Turkish women’s rights groups launch campaign against death penalty
Women’s groups in Turkey have started a campaign warning that capital punishment is the wrong approach to tackle violence after the murder of a woman by her husband sparked calls for the return of the death sentence.
Prominent figures in Turkey, including President Recep Tayyip Erdoğan, backed the return of the death penalty after footage of the killing of Emine Bulut by her ex-husband spread on social media in August, provoking an uproar over Turkey’s grave gender violence problem.
But leading women’s rights groups have rejected the idea, warning that systemic violence against women would not be solved with more violence.
The hashtag #idamçözümdeğil – the death penalty is not the solution – spread on social media this month after it was shared by the women’s groups in posts offering solutions to the problem.
“Countries which have the death penalty also have among the highest rates of violence against women,” Women for Women’s Human Rights said in a tweet on Monday.
Other posts demanded that existing laws to prevent violence were implemented instead of introducing the death sentence.
“The solution is shelters that can be accessed by all women, women’s solidarity centres, a 24-hour emergency counselling line, and rape crisis centres,” said another of the posts shared under the hashtag by the Foundation for Women’s Solidarity.
Biz kadınlar biliyoruz ki kadın cinayetlerini ve çocuk istismarını önlemenin yolu idam cezasını geri getirmek değil. Çözüm, var olan yasaları uygulamak ve şiddeti önleyici devlet politikaları geliştirmek! #İDAMçözümdeğil pic.twitter.com/Dg3r4mbgOw— KadınDayanışmaVakfı (@kadin_dv) September 2, 2019
Turkey was the first signatory of the Istanbul Convention, groundbreaking Council of Europe legislation addressing domestic and gender violence.
However, there has been much opposition to the convention from religious conservatives and men’s rights groups, who say it harms family values and leaves men at a disadvantage by requiring alimony payments in divorce cases.
Women’s activists say the existing laws in Turkey are sufficient to tackle abuse, but the government has dragged its feet in properly implementing them.
The latest calls for the return of the death penalty aim to distract the public from the issue, said Canan Güllü, the head of the Federation of Women’s Associations of Turkey.
“The last six or seven times there was an incident that caused an uproar, the government said it would sign off on a law bringing back capital punishment.

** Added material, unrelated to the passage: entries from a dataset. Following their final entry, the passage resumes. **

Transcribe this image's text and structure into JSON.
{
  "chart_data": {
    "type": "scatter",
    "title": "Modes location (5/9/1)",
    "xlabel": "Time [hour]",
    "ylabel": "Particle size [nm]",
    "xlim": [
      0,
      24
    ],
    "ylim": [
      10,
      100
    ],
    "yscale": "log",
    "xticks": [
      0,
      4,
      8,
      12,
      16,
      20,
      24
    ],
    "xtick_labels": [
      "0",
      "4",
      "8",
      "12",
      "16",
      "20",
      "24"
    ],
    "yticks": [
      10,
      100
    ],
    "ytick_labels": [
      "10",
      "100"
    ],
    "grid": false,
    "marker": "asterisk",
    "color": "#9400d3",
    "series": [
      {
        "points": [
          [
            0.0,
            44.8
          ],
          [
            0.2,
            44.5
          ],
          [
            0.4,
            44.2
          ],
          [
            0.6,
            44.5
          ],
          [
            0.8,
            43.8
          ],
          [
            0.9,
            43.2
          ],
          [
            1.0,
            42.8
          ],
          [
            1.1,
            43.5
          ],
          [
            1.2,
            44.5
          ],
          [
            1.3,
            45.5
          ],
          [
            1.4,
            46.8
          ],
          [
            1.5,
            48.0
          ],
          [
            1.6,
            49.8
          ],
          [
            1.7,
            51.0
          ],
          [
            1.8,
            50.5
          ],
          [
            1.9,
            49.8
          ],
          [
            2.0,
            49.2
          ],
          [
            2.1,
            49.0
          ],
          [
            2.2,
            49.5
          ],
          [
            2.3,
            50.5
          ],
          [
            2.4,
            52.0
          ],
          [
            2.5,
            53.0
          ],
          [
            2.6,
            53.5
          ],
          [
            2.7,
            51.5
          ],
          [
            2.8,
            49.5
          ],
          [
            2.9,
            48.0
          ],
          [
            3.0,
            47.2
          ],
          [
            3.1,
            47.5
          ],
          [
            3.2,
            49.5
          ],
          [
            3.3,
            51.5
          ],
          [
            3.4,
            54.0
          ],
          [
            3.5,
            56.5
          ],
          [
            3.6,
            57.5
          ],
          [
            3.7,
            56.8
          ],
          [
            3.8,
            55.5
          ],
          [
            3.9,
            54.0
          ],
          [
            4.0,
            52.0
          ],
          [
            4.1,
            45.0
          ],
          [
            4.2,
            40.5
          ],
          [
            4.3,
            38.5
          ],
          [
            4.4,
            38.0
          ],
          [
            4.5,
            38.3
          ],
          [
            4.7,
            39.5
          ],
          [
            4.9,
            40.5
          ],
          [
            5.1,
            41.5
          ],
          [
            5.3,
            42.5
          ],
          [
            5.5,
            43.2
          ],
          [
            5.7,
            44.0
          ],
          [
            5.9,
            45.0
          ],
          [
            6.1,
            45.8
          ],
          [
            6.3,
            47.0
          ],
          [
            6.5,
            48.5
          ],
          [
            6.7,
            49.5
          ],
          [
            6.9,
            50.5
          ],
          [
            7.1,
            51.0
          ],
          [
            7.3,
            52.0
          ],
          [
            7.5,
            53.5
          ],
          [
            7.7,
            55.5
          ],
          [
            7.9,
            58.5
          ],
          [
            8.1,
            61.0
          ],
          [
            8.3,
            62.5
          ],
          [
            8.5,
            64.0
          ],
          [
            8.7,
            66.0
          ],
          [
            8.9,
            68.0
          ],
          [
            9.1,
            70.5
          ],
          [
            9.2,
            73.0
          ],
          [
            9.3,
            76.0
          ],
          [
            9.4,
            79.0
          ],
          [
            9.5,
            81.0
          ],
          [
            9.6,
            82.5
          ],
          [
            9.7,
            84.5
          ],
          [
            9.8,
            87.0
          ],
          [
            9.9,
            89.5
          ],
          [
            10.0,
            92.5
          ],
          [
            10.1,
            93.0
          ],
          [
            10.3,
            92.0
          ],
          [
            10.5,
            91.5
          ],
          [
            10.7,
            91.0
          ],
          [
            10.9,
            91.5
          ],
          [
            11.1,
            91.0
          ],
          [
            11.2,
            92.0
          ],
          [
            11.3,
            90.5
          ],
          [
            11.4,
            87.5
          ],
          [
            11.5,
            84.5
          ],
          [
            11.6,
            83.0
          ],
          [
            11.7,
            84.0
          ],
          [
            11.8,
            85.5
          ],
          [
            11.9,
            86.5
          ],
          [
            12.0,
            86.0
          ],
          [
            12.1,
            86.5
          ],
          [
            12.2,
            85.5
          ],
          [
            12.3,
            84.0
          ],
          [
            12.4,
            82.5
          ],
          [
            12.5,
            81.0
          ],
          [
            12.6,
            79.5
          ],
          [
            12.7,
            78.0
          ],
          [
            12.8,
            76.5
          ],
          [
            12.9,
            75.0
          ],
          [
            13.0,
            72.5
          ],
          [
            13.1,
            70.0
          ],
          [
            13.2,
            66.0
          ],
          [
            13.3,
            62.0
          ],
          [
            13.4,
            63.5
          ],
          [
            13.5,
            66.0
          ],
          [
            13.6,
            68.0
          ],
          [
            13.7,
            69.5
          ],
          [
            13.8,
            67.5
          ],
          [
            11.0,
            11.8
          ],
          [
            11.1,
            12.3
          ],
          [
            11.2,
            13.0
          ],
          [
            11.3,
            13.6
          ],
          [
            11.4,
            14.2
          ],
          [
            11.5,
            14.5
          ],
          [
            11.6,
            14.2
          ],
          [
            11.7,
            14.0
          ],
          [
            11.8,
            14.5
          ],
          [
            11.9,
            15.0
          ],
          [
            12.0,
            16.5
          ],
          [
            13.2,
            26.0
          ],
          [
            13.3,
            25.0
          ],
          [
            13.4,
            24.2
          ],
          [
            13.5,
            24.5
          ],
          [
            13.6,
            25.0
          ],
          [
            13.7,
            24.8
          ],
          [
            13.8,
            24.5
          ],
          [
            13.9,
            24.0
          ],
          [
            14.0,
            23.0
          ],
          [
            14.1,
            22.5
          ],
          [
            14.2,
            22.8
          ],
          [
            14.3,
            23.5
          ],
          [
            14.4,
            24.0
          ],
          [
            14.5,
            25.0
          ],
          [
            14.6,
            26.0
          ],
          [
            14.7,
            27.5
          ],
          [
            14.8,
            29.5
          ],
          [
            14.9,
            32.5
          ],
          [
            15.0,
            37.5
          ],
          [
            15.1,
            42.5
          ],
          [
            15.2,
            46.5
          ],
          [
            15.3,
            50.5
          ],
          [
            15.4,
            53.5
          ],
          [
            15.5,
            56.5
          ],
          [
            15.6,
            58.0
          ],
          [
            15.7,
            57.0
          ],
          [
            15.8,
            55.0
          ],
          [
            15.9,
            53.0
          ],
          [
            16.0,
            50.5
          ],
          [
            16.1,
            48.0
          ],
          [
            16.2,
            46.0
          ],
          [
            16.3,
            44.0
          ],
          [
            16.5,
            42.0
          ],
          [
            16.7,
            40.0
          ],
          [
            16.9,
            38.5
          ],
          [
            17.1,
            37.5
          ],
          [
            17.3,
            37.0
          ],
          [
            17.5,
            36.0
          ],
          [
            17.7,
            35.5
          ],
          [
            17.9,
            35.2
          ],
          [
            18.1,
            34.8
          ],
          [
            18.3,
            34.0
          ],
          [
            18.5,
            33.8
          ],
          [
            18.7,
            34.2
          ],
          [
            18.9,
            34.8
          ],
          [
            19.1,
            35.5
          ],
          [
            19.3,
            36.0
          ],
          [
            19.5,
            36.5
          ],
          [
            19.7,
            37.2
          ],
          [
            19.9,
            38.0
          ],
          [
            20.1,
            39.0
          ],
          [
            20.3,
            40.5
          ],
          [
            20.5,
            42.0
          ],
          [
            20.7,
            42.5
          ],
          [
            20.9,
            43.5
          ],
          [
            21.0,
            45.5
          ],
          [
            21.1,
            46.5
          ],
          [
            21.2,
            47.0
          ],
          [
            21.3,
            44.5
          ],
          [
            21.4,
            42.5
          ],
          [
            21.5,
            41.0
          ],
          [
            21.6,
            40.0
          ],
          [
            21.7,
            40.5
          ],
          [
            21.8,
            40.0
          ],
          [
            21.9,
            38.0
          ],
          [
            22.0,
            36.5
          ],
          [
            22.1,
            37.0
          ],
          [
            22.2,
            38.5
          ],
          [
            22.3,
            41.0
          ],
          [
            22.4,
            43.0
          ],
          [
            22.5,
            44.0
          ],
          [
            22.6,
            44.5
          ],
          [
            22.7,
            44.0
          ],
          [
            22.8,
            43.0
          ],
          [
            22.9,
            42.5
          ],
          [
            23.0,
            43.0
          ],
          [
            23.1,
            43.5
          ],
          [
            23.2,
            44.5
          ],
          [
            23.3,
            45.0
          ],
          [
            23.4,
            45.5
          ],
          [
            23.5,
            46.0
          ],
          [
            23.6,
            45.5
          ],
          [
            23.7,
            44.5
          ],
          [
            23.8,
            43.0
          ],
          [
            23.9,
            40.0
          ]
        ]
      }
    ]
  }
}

For the death penalty to come to parliament would be a backward step away from modernity,” Güllü told the Hürriyet newspaper.
The calls for the return of the death sentence are “an attempt to take the momentum away” during periods of uproar about Turkey’s femicide problem, she said. “That’s why we wanted to start our campaign to show people why we don’t need to death penalty.”
Women’s rights groups last month reported that 245 women had been murdered in domestic violence since the beginning of the year.
Nearly 40 percent of Turkish women face physical or sexual violence from a partner, according to the United Nations, while 409 Turkish women were murdered by a partner or family member in 2017, a 75 percent increase from 2013, according to the watchdog group We Will Stop Femicide.